For the past few weeks, I've been laying the groundwork for my product's Q2 strategic initiative, attempting to turn it from this:
to this:
Here's how I went about doing that.
Step 1: Understand the initiative
In this case, the initiative came from a 3-year strategic investment from the business.
This is exciting.
The work is likely to impact the business at a deep level and be a real game-changer.
This is also a bit daunting.
'Strategic investments' handed down by the C-suite can be quite vague. And we certainly don't want to go down the wrong path early on.
So, first, I work on the following three tasks:
Speak to my manager about the initiative. She's the link between the C-suite and me. She can clarify expectations.
Define terms. Because I'm the 'man on the ground' for this product, I have a deeper understanding of the industry, capabilities, and technology than most, including my boss(es). I emailed my manager definitions of key terms, particularly some I noticed stakeholders using interchangeably or in the wrong context.
Write a summary of the initiative. I wrote a few paragraphs on my understanding of what the business wants to achieve and what I'll be working on.
Step 2: Zoom in on target customers
Next, I dug out our target industries and customers.
I want to make sure our initiative helps them. We want to satisfy their expectations and solve their pain points.
I picked our top 3 industries to start with.
For each of them, I did the following:
Summarising pain points. This was simple enough as we've been servicing these businesses for years; we know what their pain points are.
Data insights. I backed up those pain points with cold hard facts, reports, and research.
Brainstorm use cases. I brainstormed how our (currently vague) strategic investment could positively impact those industries.
Step 3: Targeted use cases
If your strategic initiative is high-level, there could be hundreds of use cases to work with. This is particularly true in enterprise B2B software.
Since the whole point of this work is to go from hazy to actionable, 'hundreds of use cases' just won't do.
Out of the use cases brainstormed earlier, I handpicked two per industry. I filtered them out based on:
Highest potential positive impact on our target customers.

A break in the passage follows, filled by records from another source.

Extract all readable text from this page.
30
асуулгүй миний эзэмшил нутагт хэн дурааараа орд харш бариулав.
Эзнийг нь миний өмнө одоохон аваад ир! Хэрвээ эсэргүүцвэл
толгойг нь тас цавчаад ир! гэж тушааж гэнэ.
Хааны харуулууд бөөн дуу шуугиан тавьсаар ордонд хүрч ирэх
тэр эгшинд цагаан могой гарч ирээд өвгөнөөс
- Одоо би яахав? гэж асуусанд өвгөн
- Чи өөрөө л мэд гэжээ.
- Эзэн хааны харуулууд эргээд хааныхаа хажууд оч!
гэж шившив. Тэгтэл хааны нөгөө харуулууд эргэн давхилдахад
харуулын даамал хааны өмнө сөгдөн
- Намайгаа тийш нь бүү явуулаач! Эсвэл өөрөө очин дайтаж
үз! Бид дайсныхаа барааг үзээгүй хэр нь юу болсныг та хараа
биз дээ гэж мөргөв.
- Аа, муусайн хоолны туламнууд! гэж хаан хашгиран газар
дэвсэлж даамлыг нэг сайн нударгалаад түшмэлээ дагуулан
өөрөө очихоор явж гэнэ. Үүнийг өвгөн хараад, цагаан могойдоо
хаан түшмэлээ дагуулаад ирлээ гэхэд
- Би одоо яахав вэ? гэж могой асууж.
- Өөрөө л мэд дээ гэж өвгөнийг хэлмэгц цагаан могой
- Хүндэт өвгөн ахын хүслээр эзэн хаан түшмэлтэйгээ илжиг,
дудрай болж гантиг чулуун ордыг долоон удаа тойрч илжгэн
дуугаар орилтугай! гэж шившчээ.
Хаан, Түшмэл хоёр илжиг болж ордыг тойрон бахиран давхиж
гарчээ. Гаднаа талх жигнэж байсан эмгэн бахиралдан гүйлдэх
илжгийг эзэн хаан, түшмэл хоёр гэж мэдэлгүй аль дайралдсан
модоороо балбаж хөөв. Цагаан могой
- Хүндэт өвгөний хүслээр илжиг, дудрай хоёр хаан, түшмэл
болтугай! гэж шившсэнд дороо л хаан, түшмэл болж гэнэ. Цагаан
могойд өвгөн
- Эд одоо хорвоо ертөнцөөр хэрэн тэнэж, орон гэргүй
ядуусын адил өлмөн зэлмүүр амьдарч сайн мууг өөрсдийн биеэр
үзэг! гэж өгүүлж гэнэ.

Most applicable to our existing business/product.
For each use case, I go as deep as possible into the challenge, solution, users, flow, and so on.
Step 4: Interviews
So far, we haven't talked to anyone. Yikes.
Depending on the business, getting this far without speaking to a customer might be ok. In my case, we've been serving the same customers for three decades so we have a pretty good grasp on their needs.
Still, feels yucky not to talk to anyone. Let's change that.
Ideally, I break my interviews down into three groups:
Customers in our target industries
Internal sales teams
Internal customer service teams
By speaking to the customers and the people who deal with these customers, I get a more holistic view of their wants and needs.
Some customers might say they want something. But are they willing to spend money to solve that problem?
Some customers might say a feature is unusable. But are they constantly raising support tickets about it?
I work through this trifecta for each of my target industries and speak to as many people as I can. My goal is to:
Validate research. I want to confirm my pain points resonate with them.
Validate use cases. I want to know if my use cases are real and if solving them would indeed help our customers. I also want to gauge the intensity of their response. Is it a 'yeah, would be nice' or a 'hell yeah we need that!'?
Understand must-haves and rebuttals. Speaking to sales can teach me more than 'yes, customers will pay for this'. They deal with prospects all day and know what they're sensitive to, where we lose deals to competitors, what shiny feature isn't actually a must-have, etc.
Clarify flows and applicability. Customer service uses our product all day every day. They know how customers truly use our product, rather than how we think they do. They'll teach me about user flows, expectations, inefficiencies, and more.
Step 5: Projects
I'd estimate the work above would take 4 to 6 weeks.
That's a long time to be immersed in an initiative, thinking about it, trying to put the pieces together.
By this stage, my brain looks like this:
This is a good thing. The puzzle is starting to make sense.
I'm now focusing on two things.
First, I want to summarise all of the above and send it to my boss. For this last initiative, I ended up producing a ~30-page document. This is as much for the business as it is for me; writing it forces me to clarify my thoughts (much like writing this Substack does!).
Second, I want to break the work down into actionable projects to hand over to the engineering team.
To do so, I look for commonalities across my use cases and interviews and work my way down the list. There are no secret sauces here. It's about connecting the dots based on my experience, interviews, product sense, and understanding of the strategic direction of the business.
Out of a single strategic initiative may come 4 or 5 projects. I want them logically sequenced so each project builds upon the previous one.
At this point, I involve the engineering lead to help me chunk out the work. I'll use this opportunity to 'pitch back' the initiative and summarise the above, then present my project sequence and get their feedback.
All in all, it may take about a quarter to prepare for the next.